Eco audit: making your own entertainment

I don’t mean you have to gather round the piano.  (But you can if you like.) I’m thinking about ways to relax, be with others, that are also not too draining on the environment.

In my teens, it was books and music – and TV at points.  The obligatory Friday night long soak in the bath.  But it was also sitting round the table together over meals – laughing, chatting, and so on.

When I went to Poland, it shifted a bit more.  We didn’t have a TV – and we wouldn’t have been able to understand that much if we did.  So we listened to music; wrote to people and enjoyed receiving letters.  We went and visited the kids in the boarding houses at the school where I was working.

We went sledging at night.  We climbed a long way up a hill to reach a famous lake that the kids couldn’t see (because they were blind) – and that was frozen.  We went to church.  We took lots of photos (all on film, at that point).

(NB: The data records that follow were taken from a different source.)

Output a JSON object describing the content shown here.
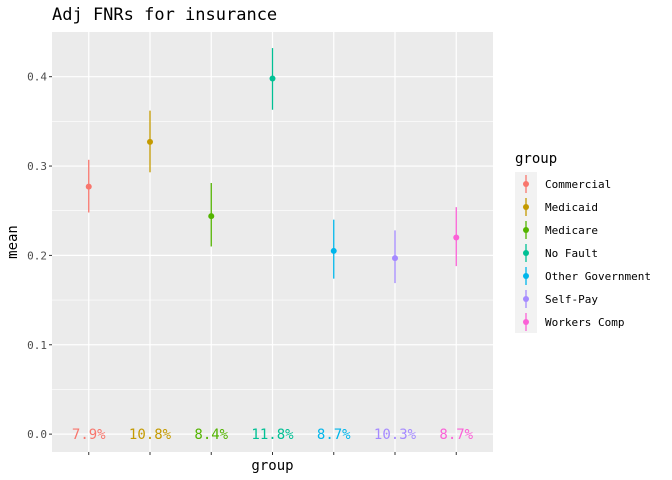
{
  "chart_data": {
    "type": "pointrange",
    "title": "Adj FNRs for insurance",
    "xlabel": "group",
    "ylabel": "mean",
    "ylim": [
      -0.02,
      0.45
    ],
    "yticks": [
      0.0,
      0.1,
      0.2,
      0.3,
      0.4
    ],
    "ytick_labels": [
      "0.0",
      "0.1",
      "0.2",
      "0.3",
      "0.4"
    ],
    "grid": true,
    "legend": {
      "title": "group",
      "position": "right"
    },
    "categories": [
      "Commercial",
      "Medicaid",
      "Medicare",
      "No Fault",
      "Other Government",
      "Self-Pay",
      "Workers Comp"
    ],
    "series": [
      {
        "name": "Commercial",
        "mean": 0.277,
        "lower": 0.248,
        "upper": 0.307,
        "label": "7.9%",
        "color": "#F8766D"
      },
      {
        "name": "Medicaid",
        "mean": 0.327,
        "lower": 0.293,
        "upper": 0.362,
        "label": "10.8%",
        "color": "#C49A00"
      },
      {
        "name": "Medicare",
        "mean": 0.244,
        "lower": 0.21,
        "upper": 0.281,
        "label": "8.4%",
        "color": "#53B400"
      },
      {
        "name": "No Fault",
        "mean": 0.398,
        "lower": 0.363,
        "upper": 0.432,
        "label": "11.8%",
        "color": "#00C094"
      },
      {
        "name": "Other Government",
        "mean": 0.205,
        "lower": 0.174,
        "upper": 0.24,
        "label": "8.7%",
        "color": "#00B6EB"
      },
      {
        "name": "Self-Pay",
        "mean": 0.197,
        "lower": 0.169,
        "upper": 0.228,
        "label": "10.3%",
        "color": "#A58AFF"
      },
      {
        "name": "Workers Comp",
        "mean": 0.22,
        "lower": 0.188,
        "upper": 0.254,
        "label": "8.7%",
        "color": "#FB61D7"
      }
    ],
    "label_y": 0.0
  }
}
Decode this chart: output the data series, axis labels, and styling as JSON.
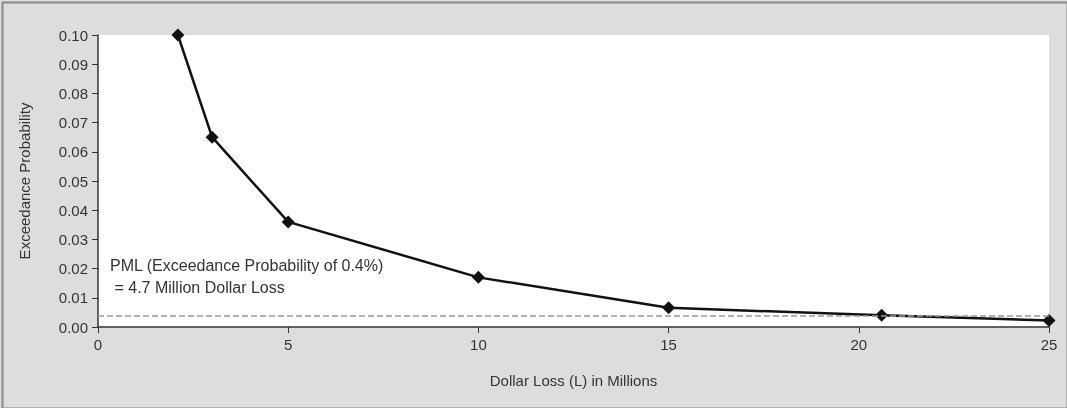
{
  "chart_data": {
    "type": "line",
    "xlabel": "Dollar Loss (L) in Millions",
    "ylabel": "Exceedance Probability",
    "x": [
      2.1,
      3,
      5,
      10,
      15,
      20.6,
      25
    ],
    "series": [
      {
        "color": "#111111",
        "values": [
          0.1,
          0.065,
          0.036,
          0.017,
          0.0066,
          0.004,
          0.0022
        ]
      }
    ],
    "marker": "diamond",
    "line_style": "solid",
    "xlim": [
      0,
      25
    ],
    "xticks": [
      0,
      5,
      10,
      15,
      20,
      25
    ],
    "ylim": [
      0,
      0.1
    ],
    "yticks": [
      {
        "value": 0,
        "label": "0.00"
      },
      0.01,
      0.02,
      0.03,
      0.04,
      0.05,
      0.06,
      0.07,
      0.08,
      0.09,
      {
        "value": 0.1,
        "label": "0.10"
      }
    ],
    "ref_lines": [
      {
        "axis": "y",
        "value": 0.004,
        "color": "#999999",
        "line_style": "dashed"
      }
    ],
    "annotations": [
      "PML (Exceedance Probability of 0.4%)\n = 4.7 Million Dollar Loss"
    ],
    "grid": false
  }
}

We went to judo classes with the kids. I sang in the choir.

We travelled about – by train, by bus.  We went for walks – we did a midnight row on the lake during a summer camp.  Because it was Poland, there seemed plenty of people ready to bring out a guitar at the hint of a bonfire, or another opportunity to sing.

I loved it.  And funnily, university wasn’t that different.  When there’s not much money, you spend your time with people.

When I shared a flat with two friends, we clubbed together and bought a second hand piano – that was in fact entertainment for us, and for others.  Sometimes we would invite musician friends over – they would play, we would cook, and we’d all eat together.

My teenage self would be familiar with some electricity-based entertainment.  I wouldn’t have dreamed of the rise of ‘devices’: laptops, iPods, phones doing so many different things.  Nor of the plethora of chargers needing packed for holidays.

What happens when you have a little money? Sometimes it goes on power-based entertainment: films, concerts, shows.  But in amid all that, there are still the freebies: going for walks, being with friends, reading to each other.

There is something to be said for making your own entertainment.  It can be challenging to tread that path as a parent: to show the current generation growing up that entertainment without a power cable can be worth it.

But parenthood, with its associated reduced levels of cash, also means a rediscovery of free or lower impact entertainment.  Walks. Playgrounds.  Riding a bike.  Creating stories and tall tales. Talking about the world, how it works, how it doesn’t.

Running round and round with a pot of bubble mixture.  Inventing your own imaginary worlds.  Playing I spy, and a hundred other verbal games. Reading, reading, going to the library for a new stock of books, more reading aloud.  Making your own models.

Not everything that is ‘free’ is low impact.  But the things you can use multiple times, without cables – books, games, quality toys – and then pass on again to others: these are worth our time, as well as our investment.

And they give us some pointers to what life can be like when making your own entertainment – with creativity, and with enjoyment.